House loans decisive factors (or features) comparison: helping customers get loans
DOI:
https://doi.org/10.61173/eq3sba32Keywords:
decision tree, neural network, logic regres-sion, prediction, house loans, mortgage loans, consumersAbstract
This article provides a method, system, and related equipment for comparing decisive factors of house loans to assist consumers in securing loans. We chose the data that includes many factors about personal such as marriage/single, income. The study was conducted applying decision tree, neural network, and logic regression. The method includes obtaining consumer financial data; segmenting this data into multiple overlapping financial facets; generating a preliminary financial profile from these facets; performing noise reduction on the preliminary profile to create a detailed financial model; slicing the detailed model into various financial segments; and analyzing these segments to derive a multidimensional understanding of key house loan factors. This approach minimizes both explicit and implicit risks, ensuring a precise alignment with consumer financial profiles.

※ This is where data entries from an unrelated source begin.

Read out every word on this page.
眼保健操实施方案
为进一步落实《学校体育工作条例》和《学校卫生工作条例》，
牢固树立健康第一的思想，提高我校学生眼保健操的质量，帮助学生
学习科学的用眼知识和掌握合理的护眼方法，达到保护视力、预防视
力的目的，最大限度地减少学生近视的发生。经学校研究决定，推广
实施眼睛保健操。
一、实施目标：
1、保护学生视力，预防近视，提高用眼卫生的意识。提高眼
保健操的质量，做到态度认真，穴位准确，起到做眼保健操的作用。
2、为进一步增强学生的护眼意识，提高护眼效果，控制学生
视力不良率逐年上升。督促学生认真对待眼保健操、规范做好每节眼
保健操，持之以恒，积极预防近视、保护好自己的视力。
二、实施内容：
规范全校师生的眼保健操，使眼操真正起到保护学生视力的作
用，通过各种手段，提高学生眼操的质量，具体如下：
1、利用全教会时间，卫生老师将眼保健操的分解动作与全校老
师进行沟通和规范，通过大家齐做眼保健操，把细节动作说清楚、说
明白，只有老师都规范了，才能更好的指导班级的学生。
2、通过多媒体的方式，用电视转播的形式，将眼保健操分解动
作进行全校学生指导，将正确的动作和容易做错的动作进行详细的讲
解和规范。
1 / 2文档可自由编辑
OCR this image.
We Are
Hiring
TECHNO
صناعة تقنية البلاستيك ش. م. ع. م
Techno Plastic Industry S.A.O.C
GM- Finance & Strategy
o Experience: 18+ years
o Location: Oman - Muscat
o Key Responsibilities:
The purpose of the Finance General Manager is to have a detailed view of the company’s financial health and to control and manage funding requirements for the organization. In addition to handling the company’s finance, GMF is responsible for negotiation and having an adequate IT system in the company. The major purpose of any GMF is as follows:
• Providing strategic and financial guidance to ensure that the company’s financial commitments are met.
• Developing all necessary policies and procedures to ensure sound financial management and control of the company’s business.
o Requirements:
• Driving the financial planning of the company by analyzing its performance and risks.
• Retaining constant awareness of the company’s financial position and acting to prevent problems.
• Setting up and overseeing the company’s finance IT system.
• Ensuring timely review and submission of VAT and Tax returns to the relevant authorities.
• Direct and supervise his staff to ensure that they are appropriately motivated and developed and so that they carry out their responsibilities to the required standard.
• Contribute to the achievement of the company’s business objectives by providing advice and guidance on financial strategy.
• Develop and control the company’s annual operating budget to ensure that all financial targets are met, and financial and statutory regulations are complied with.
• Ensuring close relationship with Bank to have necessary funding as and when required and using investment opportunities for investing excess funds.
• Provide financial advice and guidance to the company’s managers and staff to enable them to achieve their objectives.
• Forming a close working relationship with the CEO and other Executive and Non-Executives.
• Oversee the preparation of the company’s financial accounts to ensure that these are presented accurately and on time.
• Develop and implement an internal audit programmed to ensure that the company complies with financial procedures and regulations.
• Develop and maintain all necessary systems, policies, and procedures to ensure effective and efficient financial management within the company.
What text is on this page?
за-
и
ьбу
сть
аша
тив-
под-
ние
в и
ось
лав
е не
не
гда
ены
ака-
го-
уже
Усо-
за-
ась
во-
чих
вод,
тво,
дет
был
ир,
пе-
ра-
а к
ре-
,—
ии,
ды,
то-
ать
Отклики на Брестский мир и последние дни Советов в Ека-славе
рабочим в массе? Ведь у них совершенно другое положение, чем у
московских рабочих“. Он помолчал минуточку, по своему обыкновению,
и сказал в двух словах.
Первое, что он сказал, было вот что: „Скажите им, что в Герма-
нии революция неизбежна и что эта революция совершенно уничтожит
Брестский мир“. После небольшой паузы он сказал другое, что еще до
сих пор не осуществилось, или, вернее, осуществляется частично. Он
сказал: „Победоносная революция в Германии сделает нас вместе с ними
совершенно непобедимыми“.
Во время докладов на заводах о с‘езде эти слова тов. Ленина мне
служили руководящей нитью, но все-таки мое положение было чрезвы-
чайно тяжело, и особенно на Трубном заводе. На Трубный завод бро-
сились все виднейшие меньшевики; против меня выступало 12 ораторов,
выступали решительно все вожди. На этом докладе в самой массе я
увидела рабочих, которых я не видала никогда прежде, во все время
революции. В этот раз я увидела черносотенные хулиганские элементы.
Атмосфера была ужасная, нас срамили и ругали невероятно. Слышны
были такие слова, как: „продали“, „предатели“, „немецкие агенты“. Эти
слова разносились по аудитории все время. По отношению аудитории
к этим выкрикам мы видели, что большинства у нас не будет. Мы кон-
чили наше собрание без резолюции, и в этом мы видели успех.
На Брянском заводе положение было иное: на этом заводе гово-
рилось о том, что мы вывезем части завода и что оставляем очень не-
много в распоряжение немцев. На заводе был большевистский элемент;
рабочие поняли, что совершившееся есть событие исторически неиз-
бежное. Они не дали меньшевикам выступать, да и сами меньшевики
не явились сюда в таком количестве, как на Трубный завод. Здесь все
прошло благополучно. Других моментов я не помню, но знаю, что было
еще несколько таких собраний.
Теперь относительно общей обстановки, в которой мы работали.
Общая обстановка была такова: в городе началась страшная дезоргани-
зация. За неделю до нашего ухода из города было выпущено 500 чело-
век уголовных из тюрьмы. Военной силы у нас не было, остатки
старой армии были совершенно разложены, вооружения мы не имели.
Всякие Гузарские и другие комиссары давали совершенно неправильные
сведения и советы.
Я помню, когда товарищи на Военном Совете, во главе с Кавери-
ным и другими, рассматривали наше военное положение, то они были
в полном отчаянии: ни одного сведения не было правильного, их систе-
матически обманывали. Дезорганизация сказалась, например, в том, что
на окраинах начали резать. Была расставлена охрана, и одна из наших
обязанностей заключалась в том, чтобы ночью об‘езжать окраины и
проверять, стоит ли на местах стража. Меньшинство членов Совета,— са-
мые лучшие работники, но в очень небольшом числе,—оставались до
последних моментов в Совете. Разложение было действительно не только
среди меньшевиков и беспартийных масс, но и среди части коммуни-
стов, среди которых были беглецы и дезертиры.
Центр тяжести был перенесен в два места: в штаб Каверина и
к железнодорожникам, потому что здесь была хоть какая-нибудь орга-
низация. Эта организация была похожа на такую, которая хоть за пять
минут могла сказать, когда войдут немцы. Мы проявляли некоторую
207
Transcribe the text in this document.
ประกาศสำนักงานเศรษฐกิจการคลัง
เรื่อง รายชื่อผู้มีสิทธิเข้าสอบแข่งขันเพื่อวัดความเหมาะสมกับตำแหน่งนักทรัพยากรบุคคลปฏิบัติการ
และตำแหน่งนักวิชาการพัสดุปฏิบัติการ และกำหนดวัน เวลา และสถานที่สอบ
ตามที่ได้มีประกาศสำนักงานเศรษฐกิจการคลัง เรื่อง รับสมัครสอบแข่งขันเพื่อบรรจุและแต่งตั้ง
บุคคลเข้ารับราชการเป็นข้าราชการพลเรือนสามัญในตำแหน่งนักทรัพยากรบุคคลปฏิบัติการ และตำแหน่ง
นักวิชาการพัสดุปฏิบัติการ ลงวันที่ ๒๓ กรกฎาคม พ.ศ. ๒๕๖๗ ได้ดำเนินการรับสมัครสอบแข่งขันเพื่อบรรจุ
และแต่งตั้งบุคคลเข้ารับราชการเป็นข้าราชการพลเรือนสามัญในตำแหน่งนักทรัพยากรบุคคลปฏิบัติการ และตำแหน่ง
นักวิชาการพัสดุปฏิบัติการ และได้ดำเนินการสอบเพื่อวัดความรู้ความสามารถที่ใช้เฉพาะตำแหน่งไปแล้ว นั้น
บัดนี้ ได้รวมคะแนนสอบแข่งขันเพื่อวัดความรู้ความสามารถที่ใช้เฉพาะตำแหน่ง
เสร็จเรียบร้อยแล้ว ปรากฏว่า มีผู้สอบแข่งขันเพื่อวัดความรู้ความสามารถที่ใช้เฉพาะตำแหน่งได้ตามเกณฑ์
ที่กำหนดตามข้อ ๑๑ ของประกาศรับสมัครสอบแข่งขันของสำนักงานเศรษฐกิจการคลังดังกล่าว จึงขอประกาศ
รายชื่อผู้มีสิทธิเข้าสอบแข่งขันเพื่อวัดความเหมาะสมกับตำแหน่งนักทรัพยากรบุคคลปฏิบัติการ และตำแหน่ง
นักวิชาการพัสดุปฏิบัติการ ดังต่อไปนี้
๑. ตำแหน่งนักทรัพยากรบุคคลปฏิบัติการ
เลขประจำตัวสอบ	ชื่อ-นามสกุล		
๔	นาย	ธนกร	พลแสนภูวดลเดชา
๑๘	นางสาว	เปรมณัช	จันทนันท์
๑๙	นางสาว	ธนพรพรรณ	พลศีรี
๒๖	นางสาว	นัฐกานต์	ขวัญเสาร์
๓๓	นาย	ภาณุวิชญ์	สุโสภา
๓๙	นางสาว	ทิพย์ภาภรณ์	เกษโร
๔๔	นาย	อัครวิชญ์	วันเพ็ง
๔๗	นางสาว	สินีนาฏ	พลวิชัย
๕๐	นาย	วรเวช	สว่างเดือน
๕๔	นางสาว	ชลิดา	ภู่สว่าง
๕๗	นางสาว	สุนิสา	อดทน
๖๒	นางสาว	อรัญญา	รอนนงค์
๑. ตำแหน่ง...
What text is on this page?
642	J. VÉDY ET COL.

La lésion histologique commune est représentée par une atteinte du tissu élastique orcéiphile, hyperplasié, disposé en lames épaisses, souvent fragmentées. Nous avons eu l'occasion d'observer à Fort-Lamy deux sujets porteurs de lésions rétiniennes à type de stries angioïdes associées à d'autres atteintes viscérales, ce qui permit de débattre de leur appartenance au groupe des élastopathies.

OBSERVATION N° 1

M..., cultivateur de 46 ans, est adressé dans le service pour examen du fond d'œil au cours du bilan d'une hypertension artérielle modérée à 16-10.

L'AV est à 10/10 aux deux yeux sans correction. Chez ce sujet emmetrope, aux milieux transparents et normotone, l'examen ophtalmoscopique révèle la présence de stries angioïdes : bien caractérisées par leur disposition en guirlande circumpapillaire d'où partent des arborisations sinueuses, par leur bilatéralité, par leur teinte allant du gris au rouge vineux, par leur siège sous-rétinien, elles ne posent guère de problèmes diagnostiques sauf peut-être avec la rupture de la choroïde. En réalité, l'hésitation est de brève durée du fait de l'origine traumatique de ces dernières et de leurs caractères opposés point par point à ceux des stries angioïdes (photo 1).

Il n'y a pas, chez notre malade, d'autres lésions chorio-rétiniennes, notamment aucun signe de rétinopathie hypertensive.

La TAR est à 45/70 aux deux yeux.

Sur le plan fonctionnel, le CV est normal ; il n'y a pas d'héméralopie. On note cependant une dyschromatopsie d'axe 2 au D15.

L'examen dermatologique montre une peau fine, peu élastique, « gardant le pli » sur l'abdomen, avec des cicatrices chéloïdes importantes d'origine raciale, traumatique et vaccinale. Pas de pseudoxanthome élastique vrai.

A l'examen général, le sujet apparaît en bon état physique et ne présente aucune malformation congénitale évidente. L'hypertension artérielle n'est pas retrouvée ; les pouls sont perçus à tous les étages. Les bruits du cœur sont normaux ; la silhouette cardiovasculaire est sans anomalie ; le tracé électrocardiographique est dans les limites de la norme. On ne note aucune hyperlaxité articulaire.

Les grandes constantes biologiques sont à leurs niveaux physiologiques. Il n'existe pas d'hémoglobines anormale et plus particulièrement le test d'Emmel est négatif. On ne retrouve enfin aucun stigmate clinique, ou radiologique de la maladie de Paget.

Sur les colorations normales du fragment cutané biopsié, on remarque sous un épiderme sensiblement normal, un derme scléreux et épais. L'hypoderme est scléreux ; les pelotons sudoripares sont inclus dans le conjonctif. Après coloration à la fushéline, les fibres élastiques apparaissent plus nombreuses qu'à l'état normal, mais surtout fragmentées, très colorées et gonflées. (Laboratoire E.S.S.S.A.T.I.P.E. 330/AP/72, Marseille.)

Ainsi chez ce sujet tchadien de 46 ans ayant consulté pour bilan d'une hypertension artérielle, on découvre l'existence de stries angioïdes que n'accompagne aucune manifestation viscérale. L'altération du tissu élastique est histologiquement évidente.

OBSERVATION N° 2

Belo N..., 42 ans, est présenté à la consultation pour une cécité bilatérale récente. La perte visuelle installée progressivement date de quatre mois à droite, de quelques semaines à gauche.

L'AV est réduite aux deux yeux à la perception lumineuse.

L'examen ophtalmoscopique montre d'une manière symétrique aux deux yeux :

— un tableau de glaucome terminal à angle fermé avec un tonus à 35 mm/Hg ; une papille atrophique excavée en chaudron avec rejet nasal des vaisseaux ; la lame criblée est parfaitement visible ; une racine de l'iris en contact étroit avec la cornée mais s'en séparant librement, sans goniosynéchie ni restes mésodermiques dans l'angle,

Additionally, converting three-dimensional financial data into two-dimensional segments reduces computational complexity and errors, ensuring overall accuracy in loan evaluation and decision-making. In the last, we use these models to compare which factor influence the risk of loan mostly, so we advise if customers do not have house or car, keep working in one field and carefully view different places’ loan policies still can be helpful for their loaning.